Checking the drone's actual orientation matches that indicated on the map at start up is the best way to avoid compass related accidents.
 
@Jamesz for sure when the drone is aquireing sats and just sitting on the ground ,if there is some metal object close by, or indeed under the ground such as rebar ,then it will give the compass an incorrect reading ,on older drones this often resulted in toilet bowling just after take off ,and also with older drones, then a compass calibration was often called for, if the drone had been moved more than 50 miles, from its previous take off point
as the sophistication of the drones internal systems has improved ,with advances in the algorithms used to run the flight controller, this need has been almost eliminated
 
I'm pretty sure the DJI firmware doesn't ignore low-battery RTH even if executing a waypoint mission with continue on disconnect (Failsafe RTH).

Anyone know for sure?
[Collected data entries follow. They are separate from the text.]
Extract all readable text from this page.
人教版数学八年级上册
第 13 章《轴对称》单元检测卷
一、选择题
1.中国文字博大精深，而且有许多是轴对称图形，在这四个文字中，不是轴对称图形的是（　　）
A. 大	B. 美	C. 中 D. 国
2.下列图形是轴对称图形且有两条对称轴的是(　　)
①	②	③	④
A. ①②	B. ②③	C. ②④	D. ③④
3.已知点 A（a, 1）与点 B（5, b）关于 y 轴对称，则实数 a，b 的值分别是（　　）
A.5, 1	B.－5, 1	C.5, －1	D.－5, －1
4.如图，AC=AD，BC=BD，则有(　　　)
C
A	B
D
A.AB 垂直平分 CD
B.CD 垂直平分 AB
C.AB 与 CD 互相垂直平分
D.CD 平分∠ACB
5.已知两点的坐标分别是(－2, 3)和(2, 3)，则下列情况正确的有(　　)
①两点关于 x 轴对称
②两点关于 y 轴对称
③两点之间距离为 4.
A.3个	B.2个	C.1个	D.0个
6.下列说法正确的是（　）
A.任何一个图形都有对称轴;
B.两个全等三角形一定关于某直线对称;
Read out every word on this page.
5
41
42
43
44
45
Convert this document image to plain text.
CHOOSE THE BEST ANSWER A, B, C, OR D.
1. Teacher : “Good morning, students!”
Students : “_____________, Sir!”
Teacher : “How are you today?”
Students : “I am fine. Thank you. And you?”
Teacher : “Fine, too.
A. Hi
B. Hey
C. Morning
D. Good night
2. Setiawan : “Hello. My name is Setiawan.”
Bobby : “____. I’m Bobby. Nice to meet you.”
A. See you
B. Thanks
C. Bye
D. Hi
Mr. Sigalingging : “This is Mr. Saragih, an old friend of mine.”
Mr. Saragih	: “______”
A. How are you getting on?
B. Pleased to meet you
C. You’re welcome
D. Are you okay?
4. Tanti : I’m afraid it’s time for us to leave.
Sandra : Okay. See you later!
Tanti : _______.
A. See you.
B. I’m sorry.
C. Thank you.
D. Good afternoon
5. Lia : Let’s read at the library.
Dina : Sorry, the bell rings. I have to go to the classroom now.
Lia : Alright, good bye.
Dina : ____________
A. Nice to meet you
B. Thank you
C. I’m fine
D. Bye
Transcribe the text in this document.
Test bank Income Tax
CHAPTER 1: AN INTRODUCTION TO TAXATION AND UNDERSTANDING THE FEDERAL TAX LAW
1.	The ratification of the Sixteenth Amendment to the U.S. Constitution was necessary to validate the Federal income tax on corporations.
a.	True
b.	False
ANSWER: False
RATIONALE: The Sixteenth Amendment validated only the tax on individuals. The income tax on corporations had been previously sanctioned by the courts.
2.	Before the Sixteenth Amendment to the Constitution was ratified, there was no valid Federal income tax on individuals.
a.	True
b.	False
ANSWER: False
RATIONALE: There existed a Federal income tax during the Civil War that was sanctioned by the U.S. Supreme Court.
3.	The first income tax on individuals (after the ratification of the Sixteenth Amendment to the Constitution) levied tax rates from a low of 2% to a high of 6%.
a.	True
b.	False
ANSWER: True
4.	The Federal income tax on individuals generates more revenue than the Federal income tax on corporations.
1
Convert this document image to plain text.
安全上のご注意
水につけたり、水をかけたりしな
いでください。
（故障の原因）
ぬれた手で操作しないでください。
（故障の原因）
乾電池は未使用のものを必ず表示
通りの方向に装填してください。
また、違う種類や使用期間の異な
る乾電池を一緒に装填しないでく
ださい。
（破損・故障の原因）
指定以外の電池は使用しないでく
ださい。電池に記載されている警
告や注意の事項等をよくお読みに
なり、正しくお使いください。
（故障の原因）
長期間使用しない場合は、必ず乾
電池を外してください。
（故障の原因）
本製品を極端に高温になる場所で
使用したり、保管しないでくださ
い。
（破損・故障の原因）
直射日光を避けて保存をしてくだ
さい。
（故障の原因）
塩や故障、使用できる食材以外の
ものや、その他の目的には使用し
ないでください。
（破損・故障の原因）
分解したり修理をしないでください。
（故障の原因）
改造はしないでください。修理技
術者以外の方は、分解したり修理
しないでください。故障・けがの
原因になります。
A brief look at a few user manuals for different models that support autonomous operation didn't find anything.
 
There was never a need to recalibrate in a new location and certainly not before each flight.

Something not well-known by the general public – most of whom never use compasses for anything serious – is that magnetic north is not true north. This is called Magnetic Declination, and is very important for navigation.

GPS, which our drones use for navigation, is based on true north. So it's important that magnetic declination be corrected for.

Depending on longitude, MD varies from 0–30° in N. America:

6_10%5B1%5D.gif


Most of the time late model DJI drones handle compensating for MD automatically once they get a fix and know their longitude. The data in the map above is contained in the firmware. MD varies over years, so accuracy depends on updating this information from time to time. The farther north or south, the more often this data needs to be updated to stay accurate. I think some older Phantoms did not correct for MD automatically, so always called for a calibration when moved far enough.

Even still, a large change in MD can occasionally cause a late-model drone to call for a compass calibration, if it just can't make sense of the compass data within whatever error tolerance the engineers built in.

Also large relocation north or south can cause the compass to get confused because as you get close to the magnetic poles, the magnetic field vector starts to have a significant Normal component in addition to the Tangent component (i.e. it starts to point toward the surface), which must be ignored, and calibration may be necessary to deal with this.